Klein was born in Nice. Both his parents were painters. He lived in Japan for a time, becoming an expert in judo, before settling in Paris and beginning to exhibit his work there. Many of these early paintings were monochrome and in a variety of colours.
By the late 1950s, Klein's monochrome works were almost exclusively in a deep blue hue which he eventually patented as International Klein Blue (IKB). As well as conventionally made paintings, in a number of works Klein had naked female models covered in blue paint dragged across or laid upon canvases to make the image, using the models as brushes. Sometimes the creation of these paintings was turned into a kind of performance art - an event in 1960, for example, had an audience dressed in formal evening wear watching the models go about their task while an instrumental ensemble played Klein's The Monotone Symphony, which consisted of a single sustained note.
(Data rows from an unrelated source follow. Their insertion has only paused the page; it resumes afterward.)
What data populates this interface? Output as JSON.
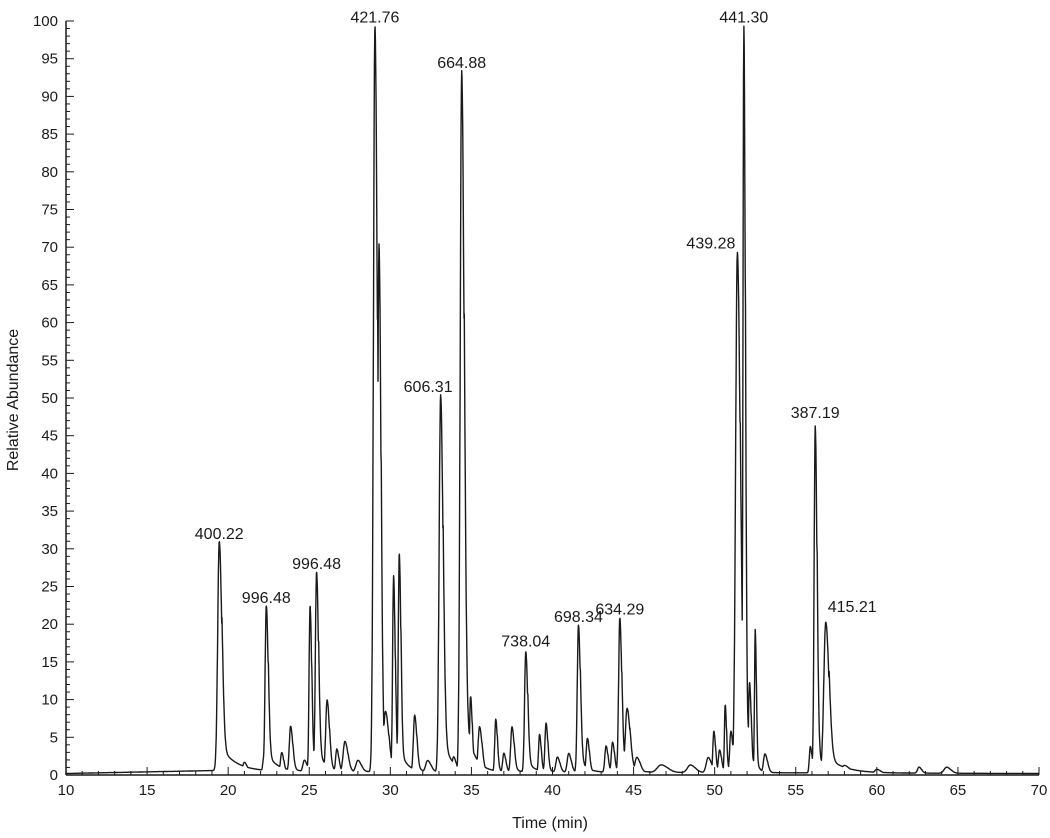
{
  "chart_data": {
    "type": "line",
    "title": "",
    "xlabel": "Time (min)",
    "ylabel": "Relative Abundance",
    "xlim": [
      10,
      70
    ],
    "ylim": [
      0,
      100
    ],
    "x_ticks": [
      10,
      15,
      20,
      25,
      30,
      35,
      40,
      45,
      50,
      55,
      60,
      65,
      70
    ],
    "y_ticks": [
      0,
      5,
      10,
      15,
      20,
      25,
      30,
      35,
      40,
      45,
      50,
      55,
      60,
      65,
      70,
      75,
      80,
      85,
      90,
      95,
      100
    ],
    "x_tick_labels": [
      "10",
      "15",
      "20",
      "25",
      "30",
      "35",
      "40",
      "45",
      "50",
      "55",
      "60",
      "65",
      "70"
    ],
    "y_tick_labels": [
      "0",
      "5",
      "10",
      "15",
      "20",
      "25",
      "30",
      "35",
      "40",
      "45",
      "50",
      "55",
      "60",
      "65",
      "70",
      "75",
      "80",
      "85",
      "90",
      "95",
      "100"
    ],
    "grid": false,
    "line_color": "#1a1a1a",
    "baseline_segments": [
      {
        "x_start": 10.0,
        "x_end": 19.3,
        "y_start": 0.2,
        "y_end": 0.6
      },
      {
        "x_start": 19.3,
        "x_end": 70.0,
        "y_start": 0.5,
        "y_end": 0.2
      }
    ],
    "peaks": [
      {
        "x": 19.45,
        "y": 30.5,
        "width": 0.16,
        "tail": 0.9,
        "label": "400.22"
      },
      {
        "x": 21.0,
        "y": 1.2,
        "width": 0.15,
        "tail": 0.2
      },
      {
        "x": 22.2,
        "y": 2.0,
        "width": 0.1,
        "tail": 0.2
      },
      {
        "x": 22.35,
        "y": 22.0,
        "width": 0.12,
        "tail": 0.6,
        "label": "996.48"
      },
      {
        "x": 23.3,
        "y": 2.5,
        "width": 0.12,
        "tail": 0.2
      },
      {
        "x": 23.85,
        "y": 6.0,
        "width": 0.13,
        "tail": 0.3
      },
      {
        "x": 24.7,
        "y": 1.5,
        "width": 0.15,
        "tail": 0.2
      },
      {
        "x": 25.05,
        "y": 22.0,
        "width": 0.1,
        "tail": 0.3
      },
      {
        "x": 25.45,
        "y": 26.5,
        "width": 0.12,
        "tail": 0.5,
        "label": "996.48"
      },
      {
        "x": 26.1,
        "y": 9.5,
        "width": 0.14,
        "tail": 0.3
      },
      {
        "x": 26.7,
        "y": 3.0,
        "width": 0.12,
        "tail": 0.2
      },
      {
        "x": 27.2,
        "y": 4.0,
        "width": 0.18,
        "tail": 0.2
      },
      {
        "x": 28.0,
        "y": 1.5,
        "width": 0.2,
        "tail": 0.2
      },
      {
        "x": 29.05,
        "y": 99.0,
        "width": 0.15,
        "tail": 0.4,
        "label": "421.76"
      },
      {
        "x": 29.3,
        "y": 70.0,
        "width": 0.12,
        "tail": 0.3
      },
      {
        "x": 29.7,
        "y": 8.0,
        "width": 0.2,
        "tail": 0.3
      },
      {
        "x": 30.2,
        "y": 26.0,
        "width": 0.1,
        "tail": 0.3
      },
      {
        "x": 30.55,
        "y": 29.0,
        "width": 0.1,
        "tail": 0.4
      },
      {
        "x": 31.5,
        "y": 7.5,
        "width": 0.13,
        "tail": 0.3
      },
      {
        "x": 32.3,
        "y": 1.5,
        "width": 0.2,
        "tail": 0.2
      },
      {
        "x": 33.1,
        "y": 50.0,
        "width": 0.15,
        "tail": 0.5,
        "label": "606.31"
      },
      {
        "x": 33.9,
        "y": 2.0,
        "width": 0.15,
        "tail": 0.2
      },
      {
        "x": 34.4,
        "y": 93.0,
        "width": 0.15,
        "tail": 0.5,
        "label": "664.88"
      },
      {
        "x": 34.95,
        "y": 10.0,
        "width": 0.1,
        "tail": 0.3
      },
      {
        "x": 35.5,
        "y": 6.0,
        "width": 0.15,
        "tail": 0.3
      },
      {
        "x": 36.5,
        "y": 7.0,
        "width": 0.1,
        "tail": 0.2
      },
      {
        "x": 37.0,
        "y": 2.5,
        "width": 0.12,
        "tail": 0.2
      },
      {
        "x": 37.5,
        "y": 6.0,
        "width": 0.13,
        "tail": 0.3
      },
      {
        "x": 38.35,
        "y": 16.0,
        "width": 0.12,
        "tail": 0.4,
        "label": "738.04"
      },
      {
        "x": 39.2,
        "y": 5.0,
        "width": 0.1,
        "tail": 0.2
      },
      {
        "x": 39.6,
        "y": 6.5,
        "width": 0.11,
        "tail": 0.2
      },
      {
        "x": 40.3,
        "y": 2.0,
        "width": 0.15,
        "tail": 0.2
      },
      {
        "x": 41.0,
        "y": 2.5,
        "width": 0.15,
        "tail": 0.2
      },
      {
        "x": 41.6,
        "y": 19.5,
        "width": 0.12,
        "tail": 0.4,
        "label": "698.34"
      },
      {
        "x": 42.15,
        "y": 4.5,
        "width": 0.12,
        "tail": 0.2
      },
      {
        "x": 43.3,
        "y": 3.5,
        "width": 0.12,
        "tail": 0.2
      },
      {
        "x": 43.7,
        "y": 4.0,
        "width": 0.12,
        "tail": 0.2
      },
      {
        "x": 44.15,
        "y": 20.5,
        "width": 0.12,
        "tail": 0.4,
        "label": "634.29"
      },
      {
        "x": 44.6,
        "y": 8.5,
        "width": 0.18,
        "tail": 0.5
      },
      {
        "x": 45.2,
        "y": 2.0,
        "width": 0.2,
        "tail": 0.2
      },
      {
        "x": 46.7,
        "y": 1.0,
        "width": 0.4,
        "tail": 0.2
      },
      {
        "x": 48.5,
        "y": 1.0,
        "width": 0.3,
        "tail": 0.2
      },
      {
        "x": 49.6,
        "y": 2.0,
        "width": 0.2,
        "tail": 0.2
      },
      {
        "x": 49.95,
        "y": 5.5,
        "width": 0.1,
        "tail": 0.2
      },
      {
        "x": 50.3,
        "y": 3.0,
        "width": 0.12,
        "tail": 0.2
      },
      {
        "x": 50.65,
        "y": 9.0,
        "width": 0.08,
        "tail": 0.2
      },
      {
        "x": 51.0,
        "y": 5.5,
        "width": 0.12,
        "tail": 0.2
      },
      {
        "x": 51.4,
        "y": 69.0,
        "width": 0.18,
        "tail": 0.3,
        "label": "439.28"
      },
      {
        "x": 51.8,
        "y": 99.0,
        "width": 0.09,
        "tail": 0.3,
        "label": "441.30"
      },
      {
        "x": 52.15,
        "y": 12.0,
        "width": 0.1,
        "tail": 0.3
      },
      {
        "x": 52.5,
        "y": 19.0,
        "width": 0.07,
        "tail": 0.2
      },
      {
        "x": 53.1,
        "y": 2.5,
        "width": 0.15,
        "tail": 0.2
      },
      {
        "x": 55.9,
        "y": 3.5,
        "width": 0.1,
        "tail": 0.2
      },
      {
        "x": 56.2,
        "y": 46.0,
        "width": 0.11,
        "tail": 0.3,
        "label": "387.19"
      },
      {
        "x": 56.85,
        "y": 20.0,
        "width": 0.2,
        "tail": 1.0,
        "label": "415.21"
      },
      {
        "x": 58.0,
        "y": 1.0,
        "width": 0.3,
        "tail": 0.3
      },
      {
        "x": 60.0,
        "y": 0.5,
        "width": 0.2,
        "tail": 0.2
      },
      {
        "x": 62.6,
        "y": 0.8,
        "width": 0.15,
        "tail": 0.2
      },
      {
        "x": 64.3,
        "y": 0.8,
        "width": 0.25,
        "tail": 0.2
      }
    ]
  }
}
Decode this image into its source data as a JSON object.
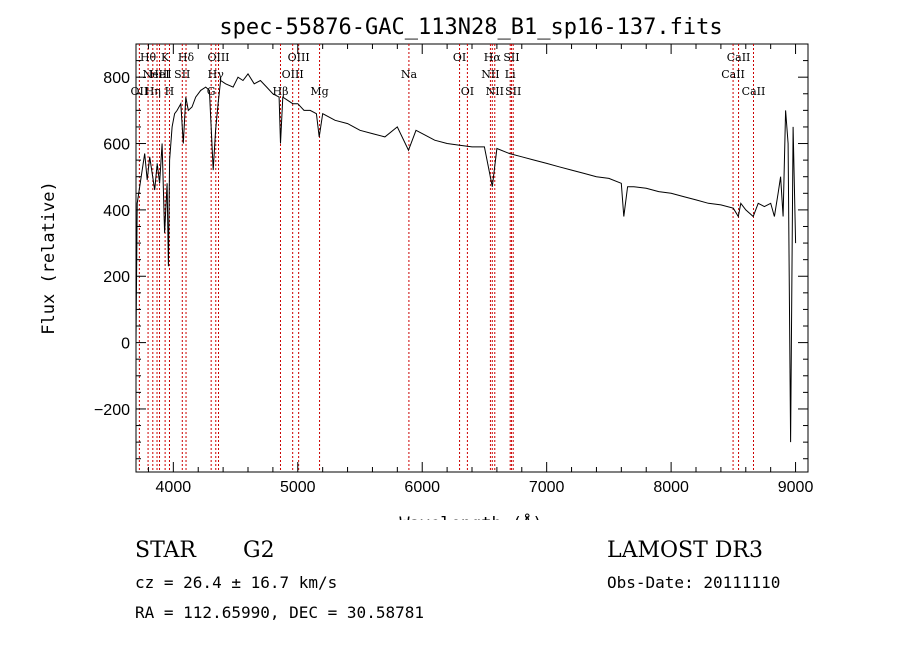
{
  "chart_data": {
    "type": "line",
    "title": "spec-55876-GAC_113N28_B1_sp16-137.fits",
    "xlabel": "Wavelength (Å)",
    "ylabel": "Flux (relative)",
    "xlim": [
      3700,
      9100
    ],
    "ylim": [
      -390,
      900
    ],
    "xticks": [
      4000,
      5000,
      6000,
      7000,
      8000,
      9000
    ],
    "yticks": [
      -200,
      0,
      200,
      400,
      600,
      800
    ],
    "grid": false,
    "series": [
      {
        "x": [
          3700,
          3710,
          3730,
          3750,
          3770,
          3790,
          3810,
          3830,
          3850,
          3870,
          3890,
          3910,
          3930,
          3950,
          3960,
          3970,
          3990,
          4010,
          4030,
          4060,
          4080,
          4100,
          4120,
          4150,
          4180,
          4220,
          4260,
          4290,
          4320,
          4340,
          4360,
          4380,
          4420,
          4480,
          4520,
          4560,
          4600,
          4650,
          4700,
          4750,
          4800,
          4850,
          4861,
          4880,
          4920,
          4960,
          5000,
          5050,
          5100,
          5150,
          5172,
          5200,
          5300,
          5400,
          5500,
          5600,
          5700,
          5800,
          5890,
          5950,
          6000,
          6100,
          6200,
          6300,
          6400,
          6500,
          6563,
          6600,
          6700,
          6800,
          6900,
          7000,
          7100,
          7200,
          7300,
          7400,
          7500,
          7600,
          7620,
          7650,
          7700,
          7800,
          7900,
          8000,
          8100,
          8200,
          8300,
          8400,
          8500,
          8540,
          8560,
          8600,
          8660,
          8700,
          8750,
          8800,
          8830,
          8860,
          8880,
          8900,
          8920,
          8940,
          8960,
          8980,
          9000
        ],
        "values": [
          0,
          420,
          470,
          520,
          570,
          490,
          560,
          510,
          460,
          540,
          480,
          600,
          330,
          480,
          230,
          550,
          650,
          690,
          700,
          720,
          600,
          740,
          700,
          710,
          740,
          760,
          770,
          760,
          520,
          640,
          720,
          790,
          780,
          770,
          800,
          790,
          810,
          780,
          790,
          770,
          750,
          740,
          600,
          740,
          730,
          720,
          720,
          700,
          700,
          690,
          620,
          690,
          670,
          660,
          640,
          630,
          620,
          650,
          580,
          640,
          630,
          610,
          600,
          595,
          590,
          590,
          470,
          585,
          570,
          560,
          550,
          540,
          530,
          520,
          510,
          500,
          495,
          480,
          380,
          470,
          470,
          465,
          455,
          450,
          440,
          430,
          420,
          415,
          405,
          380,
          420,
          400,
          380,
          420,
          410,
          420,
          380,
          450,
          500,
          380,
          700,
          600,
          -300,
          650,
          300
        ]
      }
    ],
    "lines": [
      {
        "x": 3727,
        "row": 2,
        "label": "OII"
      },
      {
        "x": 3797,
        "row": 0,
        "label": "Hθ"
      },
      {
        "x": 3835,
        "row": 2,
        "label": "Hη"
      },
      {
        "x": 3869,
        "row": 1,
        "label": "NeIII"
      },
      {
        "x": 3889,
        "row": 1,
        "label": "HeI"
      },
      {
        "x": 3934,
        "row": 0,
        "label": "K"
      },
      {
        "x": 3969,
        "row": 2,
        "label": "H"
      },
      {
        "x": 4072,
        "row": 1,
        "label": "SII"
      },
      {
        "x": 4102,
        "row": 0,
        "label": "Hδ"
      },
      {
        "x": 4304,
        "row": 2,
        "label": "G"
      },
      {
        "x": 4341,
        "row": 1,
        "label": "Hγ"
      },
      {
        "x": 4363,
        "row": 0,
        "label": "OIII"
      },
      {
        "x": 4861,
        "row": 2,
        "label": "Hβ"
      },
      {
        "x": 4959,
        "row": 1,
        "label": "OIII"
      },
      {
        "x": 5007,
        "row": 0,
        "label": "OIII"
      },
      {
        "x": 5175,
        "row": 2,
        "label": "Mg"
      },
      {
        "x": 5893,
        "row": 1,
        "label": "Na"
      },
      {
        "x": 6300,
        "row": 0,
        "label": "OI"
      },
      {
        "x": 6363,
        "row": 2,
        "label": "OI"
      },
      {
        "x": 6548,
        "row": 1,
        "label": "NII"
      },
      {
        "x": 6563,
        "row": 0,
        "label": "Hα"
      },
      {
        "x": 6583,
        "row": 2,
        "label": "NII"
      },
      {
        "x": 6707,
        "row": 1,
        "label": "Li"
      },
      {
        "x": 6717,
        "row": 0,
        "label": "SII"
      },
      {
        "x": 6731,
        "row": 2,
        "label": "SII"
      },
      {
        "x": 8498,
        "row": 1,
        "label": "CaII"
      },
      {
        "x": 8542,
        "row": 0,
        "label": "CaII"
      },
      {
        "x": 8662,
        "row": 2,
        "label": "CaII"
      }
    ],
    "line_color": "#cc0000"
  },
  "info": {
    "class_label": "STAR",
    "subclass_label": "G2",
    "survey_label": "LAMOST DR3",
    "redshift_text": "cz = 26.4 ± 16.7 km/s",
    "obs_date_text": "Obs-Date: 20111110",
    "coords_text": "RA = 112.65990, DEC =  30.58781"
  }
}
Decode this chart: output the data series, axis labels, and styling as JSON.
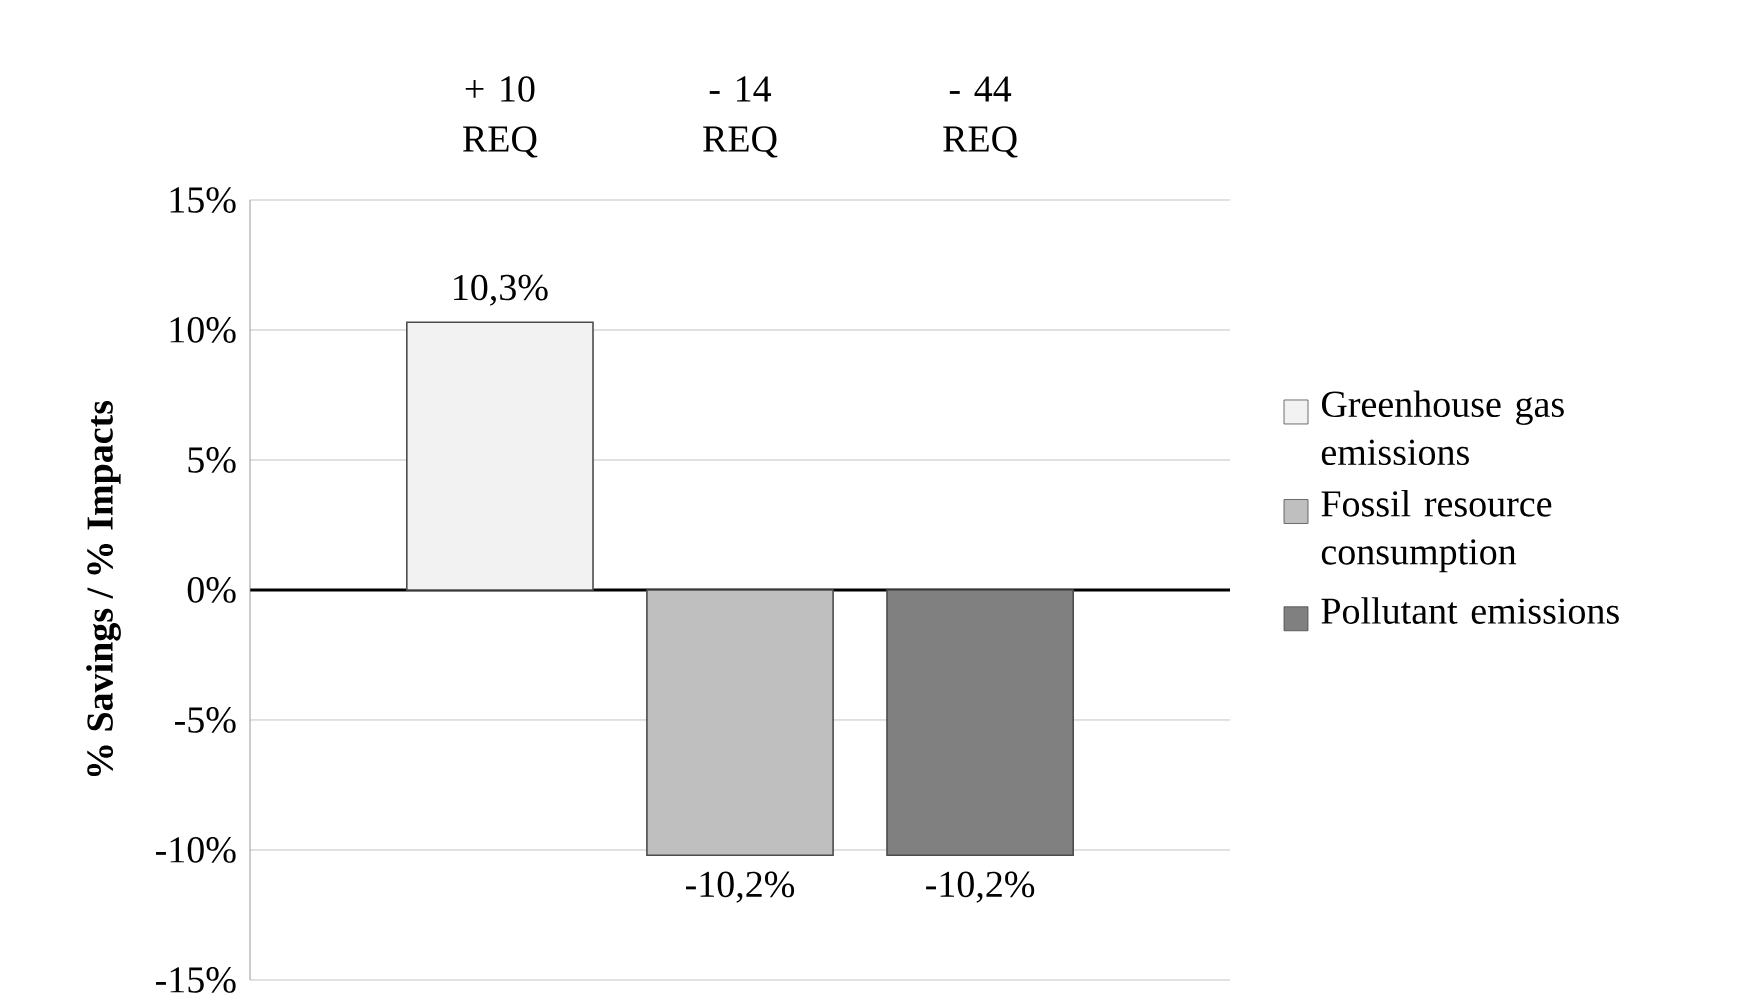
{
  "chart_data": {
    "type": "bar",
    "ylabel": "% Savings / % Impacts",
    "categories": [
      null
    ],
    "series": [
      {
        "name": "Greenhouse gas emissions",
        "color": "#f2f2f2",
        "values": [
          10.3
        ],
        "value_labels": [
          "10,3%"
        ]
      },
      {
        "name": "Fossil resource consumption",
        "color": "#bfbfbf",
        "values": [
          -10.2
        ],
        "value_labels": [
          "-10,2%"
        ]
      },
      {
        "name": "Pollutant emissions",
        "color": "#808080",
        "values": [
          -10.2
        ],
        "value_labels": [
          "-10,2%"
        ]
      }
    ],
    "annotations": [
      "+ 10 REQ",
      "- 14 REQ",
      "- 44 REQ"
    ],
    "ylim": [
      -15,
      15
    ],
    "yticks": [
      {
        "value": -15,
        "label": "-15%"
      },
      {
        "value": -10,
        "label": "-10%"
      },
      {
        "value": -5,
        "label": "-5%"
      },
      {
        "value": 0,
        "label": "0%"
      },
      {
        "value": 5,
        "label": "5%"
      },
      {
        "value": 10,
        "label": "10%"
      },
      {
        "value": 15,
        "label": "15%"
      }
    ],
    "grid": "y",
    "legend": "right"
  }
}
Klein also made sculptures in deep blue, and worked with fire, creating some sculptures using it, and setting fire to some of his canvases, thus making scorched holes in them.
Klein is also well known for a photograph, Saut dans le Vide (Leap into the Void), which apparently shows him jumping off a wall, arms outstretched, towards the pavement.
Klein is considered an important figure in post-war European neo-dadaism. He engaged in such provocations as "publishing" a chapbook containing only empty pages and selling empty spaces in exchange for gold which he then threw into the river Seine.
Klein died in Paris of a heart attack.